Critics love to hate Girls. They blame their disgust on the show’s brooding over “first-world problems, ” or the vapidity of Dunham’s female cast of characters. In this scathing blog review  the author tears down both Girls’ Hannah and Little Women’s Jo Marsh as blathering, middle-class whiners (um, excuse me, sir. Those who insult Jo Marsh in my presence will receive a swift tongue lashing). Pip too could be accused of this kind of class-based self-fashioning. Village blacksmiths were well-respected, well-paid members of their communities. Pip’s apprenticeship to Joe set him up for a good life even if it wasn’t as extravagant as the life he imagines after his visits to Miss Havisham. In his conversations with Biddy we come to know Pip too as a whiner and a broken-promise maker who laments his missteps but does little to remedy them. Yet, Pip, as compared to Hannah, rarely meets with meaningful censure. Learning about Magwitch’s identity does go a long way to making Pip a better person, but his decisions still seem like half-romantic impulses even after his harrowing boat ride on the Thames.

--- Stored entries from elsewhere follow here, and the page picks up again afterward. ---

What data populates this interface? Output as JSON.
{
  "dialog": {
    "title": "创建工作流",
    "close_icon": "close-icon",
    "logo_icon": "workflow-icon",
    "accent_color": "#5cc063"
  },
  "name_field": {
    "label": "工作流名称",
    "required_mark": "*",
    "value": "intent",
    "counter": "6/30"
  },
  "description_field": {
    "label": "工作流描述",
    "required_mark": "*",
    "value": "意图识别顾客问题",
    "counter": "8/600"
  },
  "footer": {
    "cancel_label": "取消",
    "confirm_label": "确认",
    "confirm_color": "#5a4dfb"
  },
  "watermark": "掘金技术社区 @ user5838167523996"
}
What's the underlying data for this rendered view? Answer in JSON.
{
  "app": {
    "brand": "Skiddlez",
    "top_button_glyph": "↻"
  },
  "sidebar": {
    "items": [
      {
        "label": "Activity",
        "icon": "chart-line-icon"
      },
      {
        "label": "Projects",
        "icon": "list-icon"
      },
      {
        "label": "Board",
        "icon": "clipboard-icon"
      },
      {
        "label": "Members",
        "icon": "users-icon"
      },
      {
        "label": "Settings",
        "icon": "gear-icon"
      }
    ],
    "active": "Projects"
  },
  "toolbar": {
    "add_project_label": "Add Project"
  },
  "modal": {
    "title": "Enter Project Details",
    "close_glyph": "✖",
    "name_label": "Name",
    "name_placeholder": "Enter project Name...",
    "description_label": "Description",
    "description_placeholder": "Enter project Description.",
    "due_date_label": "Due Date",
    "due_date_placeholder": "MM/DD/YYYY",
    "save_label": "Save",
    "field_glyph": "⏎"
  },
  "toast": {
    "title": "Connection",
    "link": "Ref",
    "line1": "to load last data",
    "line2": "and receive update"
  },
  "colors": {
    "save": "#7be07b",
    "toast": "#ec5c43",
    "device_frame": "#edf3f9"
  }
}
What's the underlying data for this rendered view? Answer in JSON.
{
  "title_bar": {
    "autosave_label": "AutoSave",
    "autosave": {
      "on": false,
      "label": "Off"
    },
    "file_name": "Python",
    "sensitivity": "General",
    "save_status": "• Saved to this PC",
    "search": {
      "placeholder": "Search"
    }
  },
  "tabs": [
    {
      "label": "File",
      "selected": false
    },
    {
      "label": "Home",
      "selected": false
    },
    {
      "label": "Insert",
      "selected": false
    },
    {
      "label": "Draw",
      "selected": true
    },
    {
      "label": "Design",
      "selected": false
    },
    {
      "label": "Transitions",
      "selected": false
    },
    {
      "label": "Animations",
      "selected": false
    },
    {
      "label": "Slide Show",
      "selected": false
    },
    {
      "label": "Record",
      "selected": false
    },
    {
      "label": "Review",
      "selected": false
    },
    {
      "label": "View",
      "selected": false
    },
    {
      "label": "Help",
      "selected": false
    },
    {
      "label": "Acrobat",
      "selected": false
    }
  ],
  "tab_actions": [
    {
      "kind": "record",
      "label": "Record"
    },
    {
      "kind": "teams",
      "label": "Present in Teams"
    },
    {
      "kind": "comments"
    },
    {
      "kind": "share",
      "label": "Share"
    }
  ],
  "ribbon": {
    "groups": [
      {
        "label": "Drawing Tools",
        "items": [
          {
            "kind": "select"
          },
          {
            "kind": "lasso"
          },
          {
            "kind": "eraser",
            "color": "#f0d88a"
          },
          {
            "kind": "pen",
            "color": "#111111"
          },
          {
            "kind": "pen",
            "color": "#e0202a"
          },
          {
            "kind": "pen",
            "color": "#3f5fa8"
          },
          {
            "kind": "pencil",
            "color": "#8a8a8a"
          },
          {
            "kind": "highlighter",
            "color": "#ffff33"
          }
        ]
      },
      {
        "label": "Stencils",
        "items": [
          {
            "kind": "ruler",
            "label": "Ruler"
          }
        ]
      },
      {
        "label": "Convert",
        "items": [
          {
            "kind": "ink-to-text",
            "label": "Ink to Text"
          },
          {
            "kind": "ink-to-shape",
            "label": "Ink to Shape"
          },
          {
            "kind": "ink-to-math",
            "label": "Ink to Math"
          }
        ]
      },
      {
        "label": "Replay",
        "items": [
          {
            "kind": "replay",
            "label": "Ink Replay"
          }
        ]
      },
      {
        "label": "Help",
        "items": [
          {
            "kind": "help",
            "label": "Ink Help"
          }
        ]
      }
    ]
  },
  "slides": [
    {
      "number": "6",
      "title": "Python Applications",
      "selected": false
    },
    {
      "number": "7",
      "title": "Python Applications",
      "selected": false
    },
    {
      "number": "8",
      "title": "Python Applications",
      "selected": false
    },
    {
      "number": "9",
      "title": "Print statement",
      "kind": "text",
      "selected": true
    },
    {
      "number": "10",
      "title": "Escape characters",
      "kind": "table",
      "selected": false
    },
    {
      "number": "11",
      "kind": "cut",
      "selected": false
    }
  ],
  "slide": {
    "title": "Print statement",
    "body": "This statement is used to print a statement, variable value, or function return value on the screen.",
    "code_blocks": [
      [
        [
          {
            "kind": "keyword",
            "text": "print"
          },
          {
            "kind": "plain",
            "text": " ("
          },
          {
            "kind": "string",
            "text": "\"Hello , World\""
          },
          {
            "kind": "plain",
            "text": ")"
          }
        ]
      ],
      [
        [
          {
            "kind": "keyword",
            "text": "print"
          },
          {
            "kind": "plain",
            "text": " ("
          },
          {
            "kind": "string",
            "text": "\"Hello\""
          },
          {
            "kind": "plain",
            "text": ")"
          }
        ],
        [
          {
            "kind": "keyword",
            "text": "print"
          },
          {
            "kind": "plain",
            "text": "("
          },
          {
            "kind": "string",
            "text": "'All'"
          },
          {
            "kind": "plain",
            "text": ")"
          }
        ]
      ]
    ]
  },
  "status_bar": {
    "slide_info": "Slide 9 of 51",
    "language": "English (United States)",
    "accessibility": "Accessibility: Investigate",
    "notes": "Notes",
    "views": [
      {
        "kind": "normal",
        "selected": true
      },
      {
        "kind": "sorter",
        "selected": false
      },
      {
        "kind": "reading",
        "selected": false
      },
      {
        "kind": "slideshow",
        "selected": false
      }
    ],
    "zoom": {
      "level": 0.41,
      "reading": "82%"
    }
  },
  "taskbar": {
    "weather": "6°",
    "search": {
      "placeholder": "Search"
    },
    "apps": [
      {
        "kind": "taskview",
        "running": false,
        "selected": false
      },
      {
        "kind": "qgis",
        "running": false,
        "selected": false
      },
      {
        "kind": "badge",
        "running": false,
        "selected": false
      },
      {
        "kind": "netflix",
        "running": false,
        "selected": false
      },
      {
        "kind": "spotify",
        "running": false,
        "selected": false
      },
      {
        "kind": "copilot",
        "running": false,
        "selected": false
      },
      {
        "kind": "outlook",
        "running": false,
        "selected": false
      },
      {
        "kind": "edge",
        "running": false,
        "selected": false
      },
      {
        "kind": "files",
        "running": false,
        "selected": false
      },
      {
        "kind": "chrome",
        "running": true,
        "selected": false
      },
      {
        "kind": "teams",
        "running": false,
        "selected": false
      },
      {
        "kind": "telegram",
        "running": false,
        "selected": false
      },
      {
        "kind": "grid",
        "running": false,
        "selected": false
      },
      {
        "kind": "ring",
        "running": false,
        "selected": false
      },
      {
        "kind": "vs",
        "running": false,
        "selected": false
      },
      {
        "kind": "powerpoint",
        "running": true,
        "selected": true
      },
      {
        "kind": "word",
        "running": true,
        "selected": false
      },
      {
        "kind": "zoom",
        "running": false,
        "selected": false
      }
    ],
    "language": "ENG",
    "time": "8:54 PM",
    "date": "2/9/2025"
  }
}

This is the parting of ways for my comparison, I suppose. As a nineteenth-century male, Pip is given leeway to act indecorously that even twenty-first century audiences do not allow Girls. Much of the criticism has derided the show’s subject matter as unimportant because of the focus on women’s lives. The misdeeds and raw self-revelation so common and forgivable for Pip are mere indulgences for Hannah in which critics have seen very little evidence of the same doubling perspective. I, for one, see in Hannah what we might have found in Estella were she given more room in the text to explore her identity than Dickens’s decision to make her a mysterious object allowed. Should not Hannah and Estella be given the same room to lose and find themselves continuously that Pip is allowed?